Maybe I’m misunderstanding something - if I store my data elsewhere , am I not supposed to encrypt it anyway, with my keys ? If the crypto is strong enough then surely cloud providers can’t do anything with it ?

cesarb|3 months ago

> Maybe I’m misunderstanding something - if I store my data elsewhere , am I not supposed to encrypt it anyway

"Cloud" is not only for storage; it's also for compute.
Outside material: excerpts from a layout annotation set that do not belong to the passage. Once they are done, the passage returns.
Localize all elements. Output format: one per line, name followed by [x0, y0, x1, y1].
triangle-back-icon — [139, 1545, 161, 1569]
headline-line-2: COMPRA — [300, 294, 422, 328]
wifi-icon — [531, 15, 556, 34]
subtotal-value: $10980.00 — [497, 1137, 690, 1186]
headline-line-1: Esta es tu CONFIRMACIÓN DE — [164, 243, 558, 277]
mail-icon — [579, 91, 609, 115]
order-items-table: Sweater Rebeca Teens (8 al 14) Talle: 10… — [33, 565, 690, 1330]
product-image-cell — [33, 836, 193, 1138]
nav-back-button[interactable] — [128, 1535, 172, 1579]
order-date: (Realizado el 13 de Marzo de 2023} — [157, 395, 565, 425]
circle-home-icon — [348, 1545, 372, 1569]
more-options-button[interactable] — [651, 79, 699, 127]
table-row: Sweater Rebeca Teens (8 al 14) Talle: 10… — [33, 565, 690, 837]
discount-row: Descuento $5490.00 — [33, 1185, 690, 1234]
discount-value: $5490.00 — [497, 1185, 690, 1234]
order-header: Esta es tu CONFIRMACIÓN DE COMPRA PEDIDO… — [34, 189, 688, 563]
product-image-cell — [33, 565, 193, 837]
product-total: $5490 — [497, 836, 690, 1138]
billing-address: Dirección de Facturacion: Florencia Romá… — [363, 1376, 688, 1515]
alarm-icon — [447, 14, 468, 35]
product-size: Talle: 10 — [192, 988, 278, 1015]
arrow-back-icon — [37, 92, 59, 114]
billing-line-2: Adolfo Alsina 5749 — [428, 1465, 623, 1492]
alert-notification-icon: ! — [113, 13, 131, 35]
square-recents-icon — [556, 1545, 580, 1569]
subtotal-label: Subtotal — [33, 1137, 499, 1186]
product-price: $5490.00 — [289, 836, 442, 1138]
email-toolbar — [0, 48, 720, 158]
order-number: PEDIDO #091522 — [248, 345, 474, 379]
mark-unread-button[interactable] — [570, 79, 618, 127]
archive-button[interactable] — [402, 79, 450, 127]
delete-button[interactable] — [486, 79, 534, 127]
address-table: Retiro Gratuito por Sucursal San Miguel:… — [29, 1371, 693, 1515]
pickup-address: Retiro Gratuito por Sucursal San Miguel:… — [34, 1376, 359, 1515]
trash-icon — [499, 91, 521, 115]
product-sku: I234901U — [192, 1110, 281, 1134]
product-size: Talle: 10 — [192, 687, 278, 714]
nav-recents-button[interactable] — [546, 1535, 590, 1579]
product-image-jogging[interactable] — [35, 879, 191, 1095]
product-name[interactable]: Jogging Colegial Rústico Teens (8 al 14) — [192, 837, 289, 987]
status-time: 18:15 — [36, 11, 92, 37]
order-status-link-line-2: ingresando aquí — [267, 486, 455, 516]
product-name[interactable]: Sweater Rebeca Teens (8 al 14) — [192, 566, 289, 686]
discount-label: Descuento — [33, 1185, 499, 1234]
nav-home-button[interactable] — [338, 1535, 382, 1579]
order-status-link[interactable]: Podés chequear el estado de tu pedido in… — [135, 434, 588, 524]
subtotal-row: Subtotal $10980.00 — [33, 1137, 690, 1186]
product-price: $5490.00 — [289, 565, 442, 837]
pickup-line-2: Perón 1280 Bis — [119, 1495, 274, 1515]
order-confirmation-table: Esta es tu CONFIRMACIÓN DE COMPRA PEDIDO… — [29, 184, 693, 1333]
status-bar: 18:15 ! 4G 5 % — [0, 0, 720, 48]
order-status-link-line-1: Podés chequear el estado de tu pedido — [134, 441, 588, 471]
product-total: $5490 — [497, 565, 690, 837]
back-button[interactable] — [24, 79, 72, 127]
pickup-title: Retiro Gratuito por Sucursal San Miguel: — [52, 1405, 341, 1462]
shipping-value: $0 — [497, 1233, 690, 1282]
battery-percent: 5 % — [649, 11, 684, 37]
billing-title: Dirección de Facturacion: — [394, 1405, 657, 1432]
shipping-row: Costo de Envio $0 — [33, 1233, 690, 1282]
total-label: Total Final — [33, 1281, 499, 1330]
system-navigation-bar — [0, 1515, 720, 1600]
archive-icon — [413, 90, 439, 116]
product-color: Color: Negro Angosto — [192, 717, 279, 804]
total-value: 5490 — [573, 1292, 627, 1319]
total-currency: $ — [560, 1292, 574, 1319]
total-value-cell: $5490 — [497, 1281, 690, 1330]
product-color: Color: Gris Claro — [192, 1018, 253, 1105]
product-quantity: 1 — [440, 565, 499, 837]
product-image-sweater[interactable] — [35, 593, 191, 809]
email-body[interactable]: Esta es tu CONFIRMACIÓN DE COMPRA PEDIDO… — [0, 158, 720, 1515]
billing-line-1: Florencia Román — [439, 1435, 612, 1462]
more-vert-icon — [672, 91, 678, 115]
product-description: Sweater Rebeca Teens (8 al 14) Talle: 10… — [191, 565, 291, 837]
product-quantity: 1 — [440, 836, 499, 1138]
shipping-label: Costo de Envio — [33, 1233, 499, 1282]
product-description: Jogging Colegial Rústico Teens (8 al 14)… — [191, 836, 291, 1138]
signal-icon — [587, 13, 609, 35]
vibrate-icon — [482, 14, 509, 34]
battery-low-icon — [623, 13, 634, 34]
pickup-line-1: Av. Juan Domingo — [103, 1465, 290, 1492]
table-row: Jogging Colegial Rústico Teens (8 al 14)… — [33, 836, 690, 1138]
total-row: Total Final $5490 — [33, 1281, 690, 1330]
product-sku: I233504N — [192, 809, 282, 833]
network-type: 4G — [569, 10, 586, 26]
Doing compute directly on encrypted data (homomorphic encryption) is very slow and very complicated, so when using a cloud, the data is usually either unencrypted, or encrypted but the key is elsewhere in the same cloud.

riskable|3 months ago

Another take: Microsoft admitted under oath in France that the US government doesn't care enough about French data to ever have requested any.

I'm sure if you asked the current administration what they think of France, they'd reply, "all they do is wine!"

thefz|3 months ago

The current administration will have difficulties pointing to France on a map.

shevy-java|3 months ago

Time to pull away all EU data from the Trump USA.

embedding-shape|3 months ago

I think many already started, the only reason it's starting to appear in the news is because people are making progress with the moves, and US companies are noticing it, but it's been planned and organized for a lot longer than just the last year.

spookie|3 months ago

Can assure you it has been happening for a while.

radiator|3 months ago

What difference, at this point, does it make? The EU has already surrendered any notion of sovereignty to the US in the fields of military and energy.